Öncelikle yeni eğitim-öğretim döneminin ülkemize ve milletimize hayırlı uğurlu olmasını dilerim.

Eğitim-öğretim konusunda değişmesi gereken kafalar, atılması gereken adımlar var.

Öncelikle okula, eğitime, çocuklarımıza, gelecek beklentimize dair bakış açımızı bir gözden geçirmemiz ve buna göre kendimize bir çeki düzen vermemiz gerekiyor.

Unutmayalım ki okul, ailenin yerini tutan bir kurum değildir. Çocuğa kişilik ve karakter özellikleri aile içinde kazandırılır, okulda ise desteklenir; sorumluluklarınızı okula ve öğretmenlere atarak iyi bir ebeveyn olamazsınız.

O hâlde,

Çocuklarınızın kişilik özelliklerini, becerilerini, hassas noktalarını öncelikle siz tespit ederek öğretmenlerini bilgilendirin.

Çocuklarınız sizin için çok kıymetli olabilir, sizde sınırsız kredileri olabilir ama unutmayın ki okulda 20-30 kişilik sınıflarda okuyacaklar ve sınıftaki çocukların hiçbiri, sizin çocuğunuzdan farklı değil.

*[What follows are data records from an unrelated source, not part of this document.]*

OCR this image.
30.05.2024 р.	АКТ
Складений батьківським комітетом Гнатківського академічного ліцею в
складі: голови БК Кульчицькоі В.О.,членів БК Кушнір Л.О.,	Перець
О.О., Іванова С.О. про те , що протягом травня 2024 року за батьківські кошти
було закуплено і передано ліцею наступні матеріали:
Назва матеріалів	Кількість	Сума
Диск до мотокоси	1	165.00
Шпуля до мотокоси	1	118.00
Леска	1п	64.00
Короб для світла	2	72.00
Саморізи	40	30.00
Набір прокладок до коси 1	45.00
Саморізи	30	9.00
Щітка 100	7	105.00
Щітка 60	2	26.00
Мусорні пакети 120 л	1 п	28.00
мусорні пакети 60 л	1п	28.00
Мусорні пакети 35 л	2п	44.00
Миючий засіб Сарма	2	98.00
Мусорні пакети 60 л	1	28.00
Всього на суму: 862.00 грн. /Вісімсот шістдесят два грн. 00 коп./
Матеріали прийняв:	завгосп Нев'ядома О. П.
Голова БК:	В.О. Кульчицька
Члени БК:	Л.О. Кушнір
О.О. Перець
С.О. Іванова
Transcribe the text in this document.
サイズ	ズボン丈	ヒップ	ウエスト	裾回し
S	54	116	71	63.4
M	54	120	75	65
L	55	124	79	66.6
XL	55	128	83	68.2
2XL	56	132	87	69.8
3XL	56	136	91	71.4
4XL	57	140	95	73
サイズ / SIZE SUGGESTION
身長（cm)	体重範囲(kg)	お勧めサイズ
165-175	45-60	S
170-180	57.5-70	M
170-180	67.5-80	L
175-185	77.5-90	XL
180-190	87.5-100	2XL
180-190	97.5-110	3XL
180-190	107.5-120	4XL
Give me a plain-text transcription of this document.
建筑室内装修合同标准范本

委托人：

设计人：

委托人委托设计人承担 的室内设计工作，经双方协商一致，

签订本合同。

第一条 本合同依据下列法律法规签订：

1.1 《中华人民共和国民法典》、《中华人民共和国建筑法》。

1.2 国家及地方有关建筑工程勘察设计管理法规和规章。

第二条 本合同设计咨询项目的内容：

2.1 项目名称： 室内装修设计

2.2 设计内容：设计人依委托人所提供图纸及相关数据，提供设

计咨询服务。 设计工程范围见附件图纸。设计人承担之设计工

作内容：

Öğretmen bunların hepsiyle ilgilenmek zorunda, onun için öğretmenden beklentileriniz gerçekçi ve hakkaniyetli olsun.

Öğretmenden ve okuldan çocuğunuzla ilgili gelen şikâyetlerde savunmaya geçip eksiklikleri ve hataları görmezden gelmeyin veya eksiği, kusuru öğretmeninde, sınıfında, okulunda aramayın; şikâyetlerin ortadan kalkması için neler yapılabilir diye kafa yorun ve okulla, öğretmenle işbirliğine gidin.

Çocuğunuzun okul, sınıf, öğretmenle ilgili şikâyetlerinde hemen çocuğunuzun anlatımına göre hareket etmeyin; şikâyet konusunu okul ve öğretmenlerinden teyit edin.

Çocuğunuza bir haksızlık yapıldığında nasıl tepki veriyorsanız çocuğunuzu da okulun, sınıfın, eğitim ortamının huzurunu bozmaması, arkadaşlarına zarar vermemesi, saygı ve sevgi vb. konularda uyarın ve bu konularda gelen şikâyetleri ciddiye alıp çözmek için adımlar atın.

Çocuklarınızın okul dışında da bir hayatları olması gerektiğini; çocukluklarını, gençliklerini yaşaması gerektiğini unutmayın ve onları yarış atını çevirmeyin, onlardan da kendilerini aşan beklentiler içinde olmayın.

Bir insanın iyi olması için tek ölçütün başarı olmadığını bilin ve çocuğunuza aşılayın. Çocuğunuza, “Başarılı ol da nasıl olursan ol.” demeyin, belli ahlaki kuralları çiğnemeden, insani özellikleri bir kenara bırakmadan başarılı olmanın önemini kavratın. Mimar, mühendis, doktor vb. değil de insan bir mimar, insan bir mühendis, insan bir doktor olmanın öneminden bahsedin.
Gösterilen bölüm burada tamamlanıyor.